Veronica, Mary Gaitskill, Pantheon Books, 2005, 257 pp
This book gave me symptoms of the flu. I don't mean that as a criticism. The two main characters, Veronica and Allie, are sick. Veronica has AIDS, Allie has Hepatitis C. Told in first person through Allie's eyes, the story of their strange friendship is fraught with the dark side of late 20th century attempts to connect with other human beings.
With unrelenting intensity, Allie relives running away from home as a teenager, hanging out with other disconnected people, doing drugs and engaging in promiscuous sex. She falls into modeling, which is no world for a young woman with identity and self-esteem issues. Finally when she is thoroughly used and broken, she meets Veronica at a temp job in New York City and their unlikely relationship is formed.

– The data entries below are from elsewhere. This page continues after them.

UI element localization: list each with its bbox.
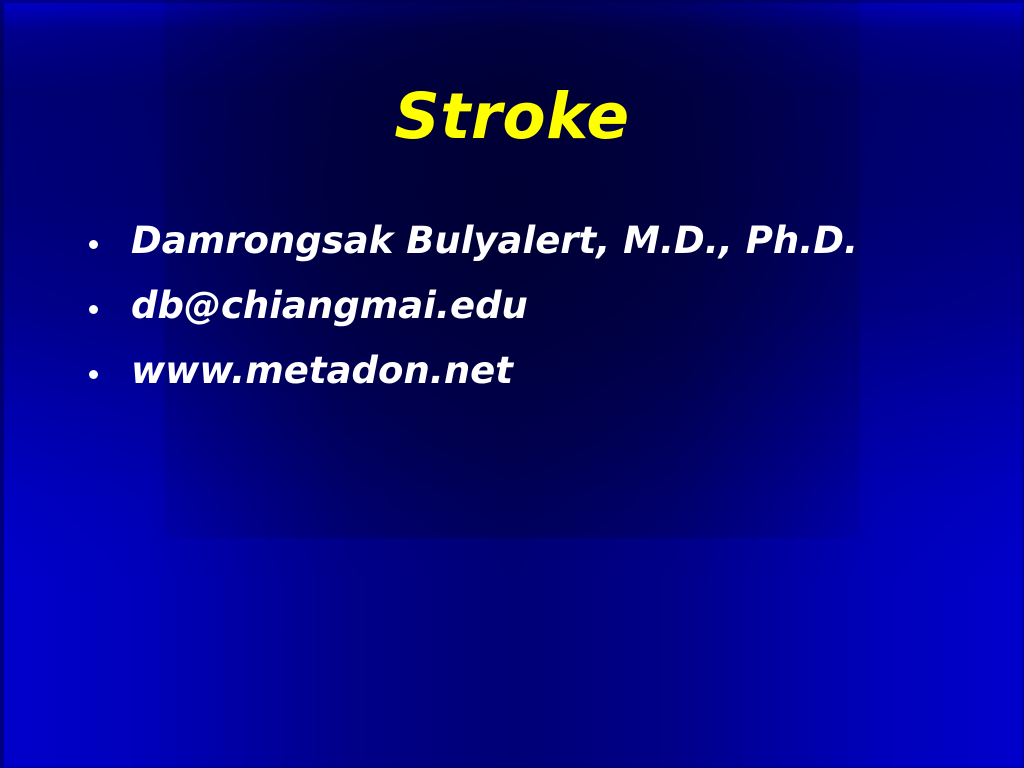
- bullet-dot-icon: [86, 352, 131, 379]
- list-item-label: www.metadon.net: [131, 352, 966, 389]
- slide-bullet-list: Damrongsak Bulyalert, M.D., Ph.D. db@chi…: [86, 222, 966, 417]
- bullet-dot-icon: [86, 222, 131, 249]
- list-item-label: db@chiangmai.edu: [131, 287, 966, 324]
- list-item: db@chiangmai.edu: [86, 287, 966, 352]
- list-item-label: Damrongsak Bulyalert, M.D., Ph.D.: [131, 222, 966, 259]
- slide-title: Stroke: [0, 84, 1024, 150]
- bullet-dot-icon: [86, 287, 131, 314]
- list-item: www.metadon.net: [86, 352, 966, 417]
- list-item: Damrongsak Bulyalert, M.D., Ph.D.: [86, 222, 966, 287]
- presentation-slide: Stroke Damrongsak Bulyalert, M.D., Ph.D.…: [0, 0, 1024, 768]
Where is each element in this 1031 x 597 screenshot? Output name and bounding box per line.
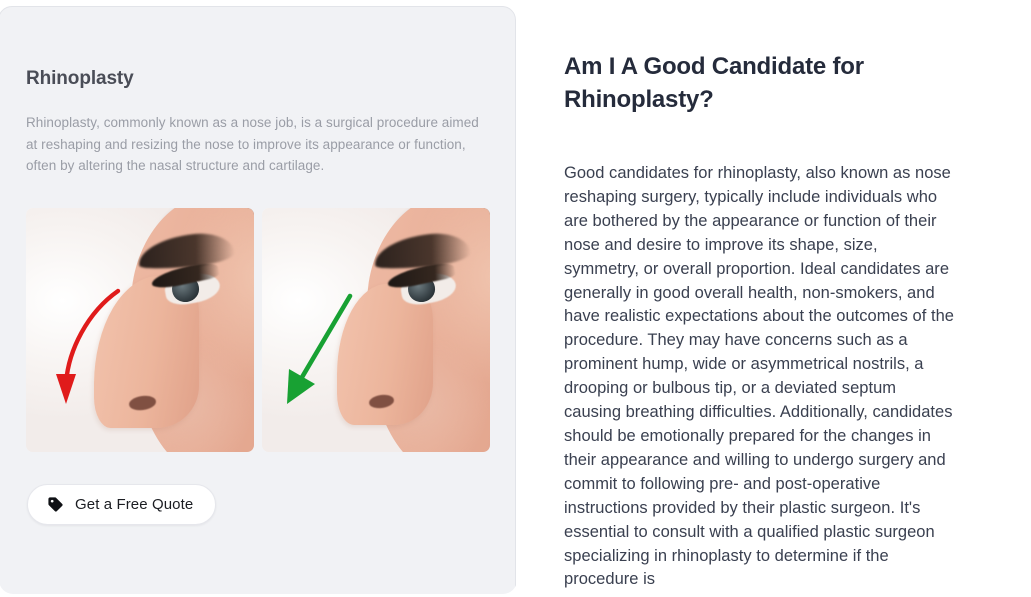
candidate-body-text: Good candidates for rhinoplasty, also kn… (564, 162, 956, 592)
before-after-gallery (26, 208, 490, 452)
page-title: Rhinoplasty (26, 66, 492, 92)
left-panel-clip: Rhinoplasty Rhinoplasty, commonly known … (0, 3, 517, 594)
price-tag-icon (47, 496, 64, 513)
after-image[interactable] (262, 208, 490, 452)
before-image[interactable] (26, 208, 254, 452)
candidate-text-block: Am I A Good Candidate for Rhinoplasty? G… (564, 50, 952, 592)
curved-down-arrow-icon (26, 208, 254, 452)
page-root: Rhinoplasty Rhinoplasty, commonly known … (0, 0, 1031, 597)
procedure-description: Rhinoplasty, commonly known as a nose jo… (26, 112, 481, 177)
get-a-free-quote-button[interactable]: Get a Free Quote (27, 484, 216, 525)
get-a-free-quote-label: Get a Free Quote (75, 496, 193, 513)
straight-diagonal-arrow-icon (262, 208, 490, 452)
candidate-heading: Am I A Good Candidate for Rhinoplasty? (564, 50, 894, 116)
procedure-text-block: Rhinoplasty Rhinoplasty, commonly known … (26, 66, 492, 177)
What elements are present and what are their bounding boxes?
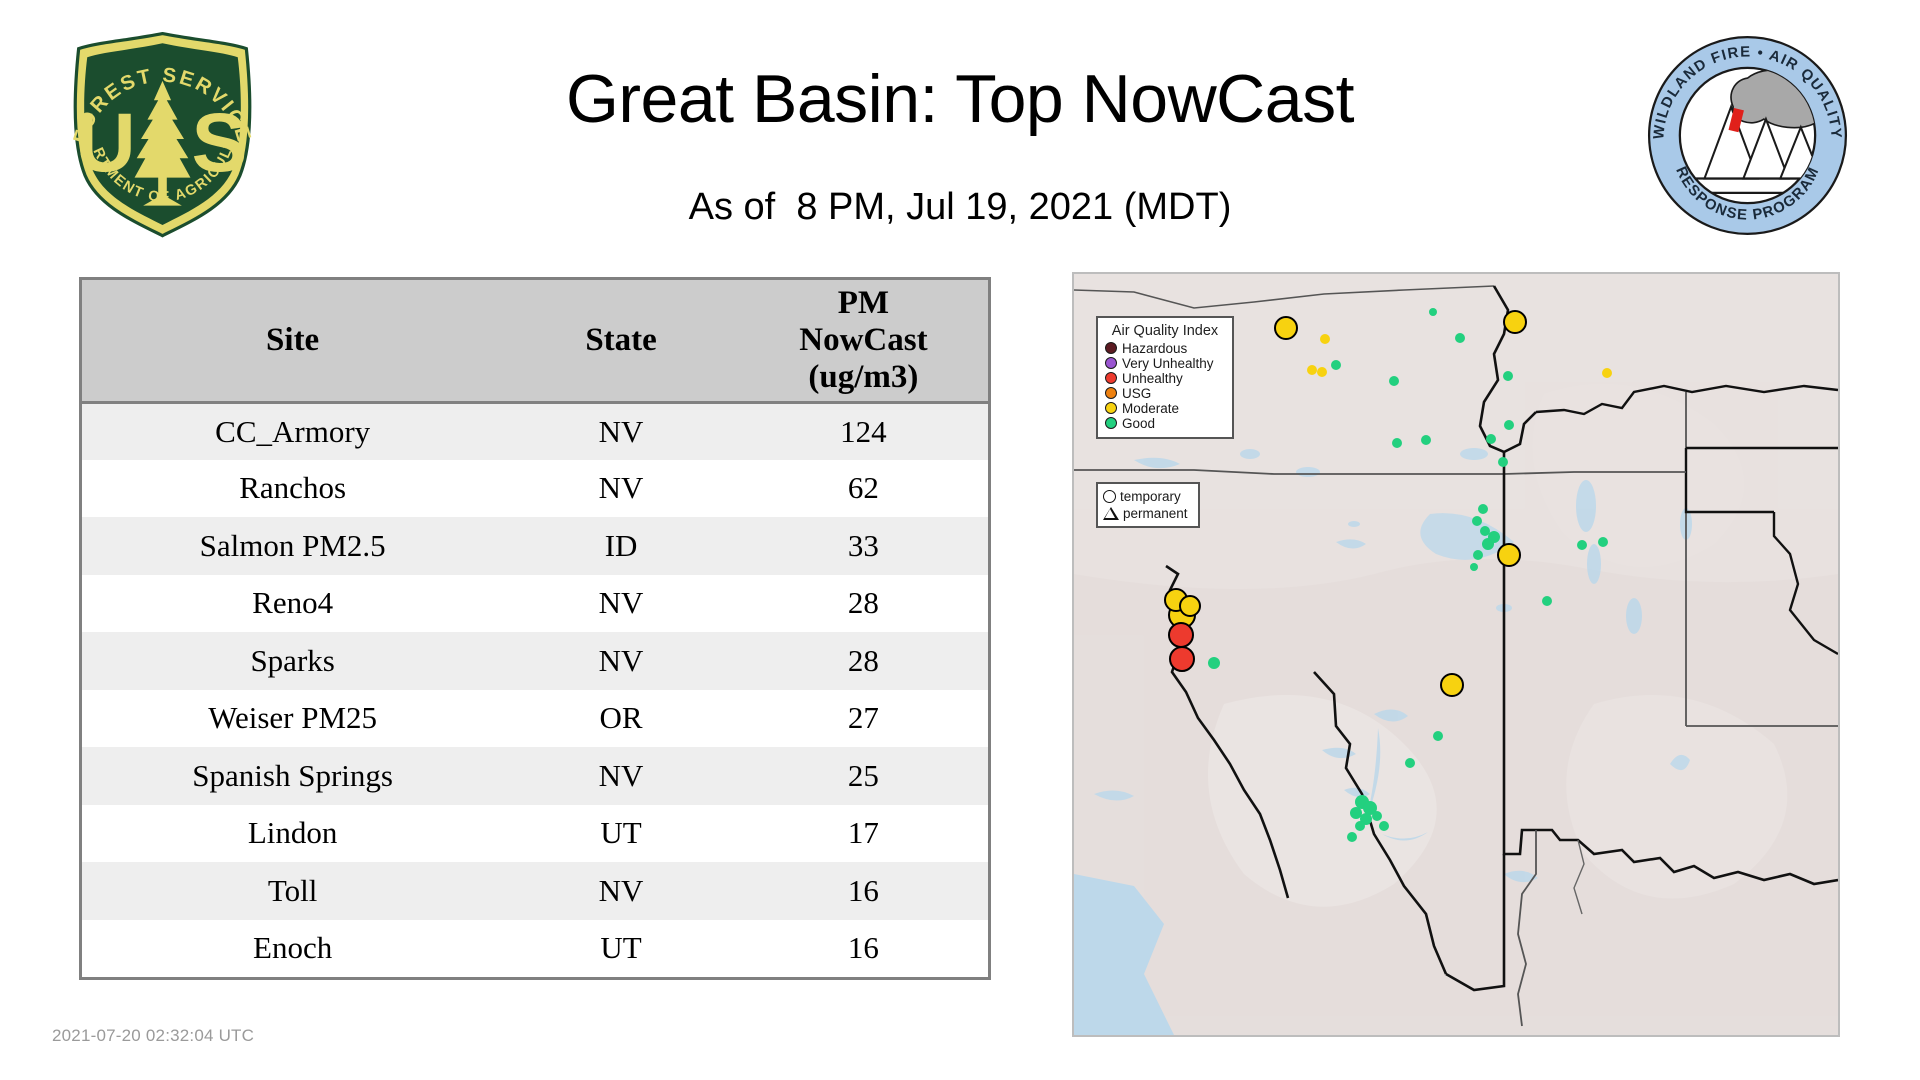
cell-value: 28 — [739, 632, 988, 690]
map-marker-temporary[interactable] — [1331, 360, 1341, 370]
map-marker-temporary[interactable] — [1317, 367, 1327, 377]
map-marker-temporary[interactable] — [1598, 537, 1608, 547]
map-marker-temporary[interactable] — [1455, 333, 1465, 343]
map-marker-temporary[interactable] — [1478, 504, 1488, 514]
table-row: RanchosNV62 — [82, 460, 988, 518]
column-header-state: State — [503, 280, 739, 402]
pm-label-line3: (ug/m3) — [808, 359, 918, 395]
map-marker-temporary[interactable] — [1429, 308, 1437, 316]
footer-timestamp: 2021-07-20 02:32:04 UTC — [52, 1026, 254, 1046]
cell-state: NV — [503, 575, 739, 633]
cell-site: Toll — [82, 862, 503, 920]
cell-site: Lindon — [82, 805, 503, 863]
map-marker-temporary[interactable] — [1274, 316, 1298, 340]
map-marker-temporary[interactable] — [1169, 646, 1195, 672]
map-marker-temporary[interactable] — [1389, 376, 1399, 386]
usfs-letter-u: U — [75, 95, 136, 189]
map-marker-temporary[interactable] — [1392, 438, 1402, 448]
map-marker-temporary[interactable] — [1602, 368, 1612, 378]
map-marker-temporary[interactable] — [1307, 365, 1317, 375]
map-marker-temporary[interactable] — [1208, 657, 1220, 669]
page-subtitle: As of 8 PM, Jul 19, 2021 (MDT) — [300, 186, 1620, 229]
map-marker-temporary[interactable] — [1179, 595, 1201, 617]
cell-value: 27 — [739, 690, 988, 748]
map-marker-temporary[interactable] — [1498, 457, 1508, 467]
map-marker-temporary[interactable] — [1472, 516, 1482, 526]
map-marker-temporary[interactable] — [1503, 371, 1513, 381]
cell-state: UT — [503, 805, 739, 863]
cell-value: 33 — [739, 517, 988, 575]
cell-state: NV — [503, 632, 739, 690]
map-marker-temporary[interactable] — [1433, 731, 1443, 741]
cell-value: 124 — [739, 402, 988, 460]
map-marker-temporary[interactable] — [1473, 550, 1483, 560]
cell-site: Weiser PM25 — [82, 690, 503, 748]
cell-site: Salmon PM2.5 — [82, 517, 503, 575]
map-marker-temporary[interactable] — [1320, 334, 1330, 344]
cell-site: Spanish Springs — [82, 747, 503, 805]
table-row: EnochUT16 — [82, 920, 988, 978]
cell-value: 25 — [739, 747, 988, 805]
cell-site: Reno4 — [82, 575, 503, 633]
cell-site: Ranchos — [82, 460, 503, 518]
cell-state: ID — [503, 517, 739, 575]
map-marker-temporary[interactable] — [1421, 435, 1431, 445]
map-marker-temporary[interactable] — [1168, 622, 1194, 648]
table-row: LindonUT17 — [82, 805, 988, 863]
wfaqrp-logo: WILDLAND FIRE • AIR QUALITY RESPONSE PRO… — [1645, 33, 1850, 238]
cell-site: CC_Armory — [82, 402, 503, 460]
map-marker-temporary[interactable] — [1486, 434, 1496, 444]
map-marker-temporary[interactable] — [1347, 832, 1357, 842]
pm-label-line1: PM — [838, 285, 889, 321]
page-title: Great Basin: Top NowCast — [300, 60, 1620, 138]
usfs-letter-s: S — [192, 95, 248, 189]
cell-value: 17 — [739, 805, 988, 863]
map-marker-temporary[interactable] — [1470, 563, 1478, 571]
map-marker-temporary[interactable] — [1497, 543, 1521, 567]
table-header-row: Site State PM NowCast (ug/m3) — [82, 280, 988, 402]
cell-state: UT — [503, 920, 739, 978]
pm-label-line2: NowCast — [799, 322, 927, 358]
cell-site: Enoch — [82, 920, 503, 978]
table-row: TollNV16 — [82, 862, 988, 920]
map-marker-temporary[interactable] — [1542, 596, 1552, 606]
nowcast-report-page: FOREST SERVICE DEPARTMENT OF AGRICULTURE… — [0, 0, 1920, 1080]
column-header-pm-nowcast: PM NowCast (ug/m3) — [739, 280, 988, 402]
map-marker-temporary[interactable] — [1503, 310, 1527, 334]
cell-state: NV — [503, 747, 739, 805]
map-marker-temporary[interactable] — [1372, 811, 1382, 821]
map-marker-temporary[interactable] — [1488, 531, 1500, 543]
cell-site: Sparks — [82, 632, 503, 690]
cell-state: NV — [503, 460, 739, 518]
cell-value: 16 — [739, 920, 988, 978]
cell-state: OR — [503, 690, 739, 748]
table-row: Spanish SpringsNV25 — [82, 747, 988, 805]
aqi-map[interactable]: Air Quality Index HazardousVery Unhealth… — [1072, 272, 1840, 1037]
column-header-site: Site — [82, 280, 503, 402]
cell-value: 16 — [739, 862, 988, 920]
cell-value: 28 — [739, 575, 988, 633]
cell-state: NV — [503, 402, 739, 460]
map-marker-temporary[interactable] — [1379, 821, 1389, 831]
cell-value: 62 — [739, 460, 988, 518]
cell-state: NV — [503, 862, 739, 920]
usfs-shield-logo: FOREST SERVICE DEPARTMENT OF AGRICULTURE… — [55, 25, 270, 240]
table-row: Salmon PM2.5ID33 — [82, 517, 988, 575]
map-marker-temporary[interactable] — [1577, 540, 1587, 550]
map-marker-temporary[interactable] — [1440, 673, 1464, 697]
monitor-marker-layer — [1074, 274, 1838, 1035]
map-marker-temporary[interactable] — [1504, 420, 1514, 430]
nowcast-table: Site State PM NowCast (ug/m3) CC_ArmoryN… — [79, 277, 991, 980]
table-row: Reno4NV28 — [82, 575, 988, 633]
table-row: SparksNV28 — [82, 632, 988, 690]
table-row: Weiser PM25OR27 — [82, 690, 988, 748]
map-marker-temporary[interactable] — [1355, 821, 1365, 831]
map-marker-temporary[interactable] — [1405, 758, 1415, 768]
table-row: CC_ArmoryNV124 — [82, 402, 988, 460]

The writing is literary in the extreme but finely crafted and evocative in its spareness. Gaitskill takes you deep into the dark night of human loneliness and despair, similar to many of Joyce Carol Oates' novels but without all the rushing gush of words. The physical illnesses are a metaphor for the spiritual malaise, as I believe they are in real life.
I would not recommend this book to anyone who is the least bit emotionally unstable. It is frightening and the sudden bright ray of realization and redemption at the end does nothing to mitigate the murky degradation Gaitskill has put you through for over 200 pages. We all have our moments of depression but Allie's is unending. It made me super grateful for the closeness and love I enjoy with many people in my life but so sad for all the lonely people.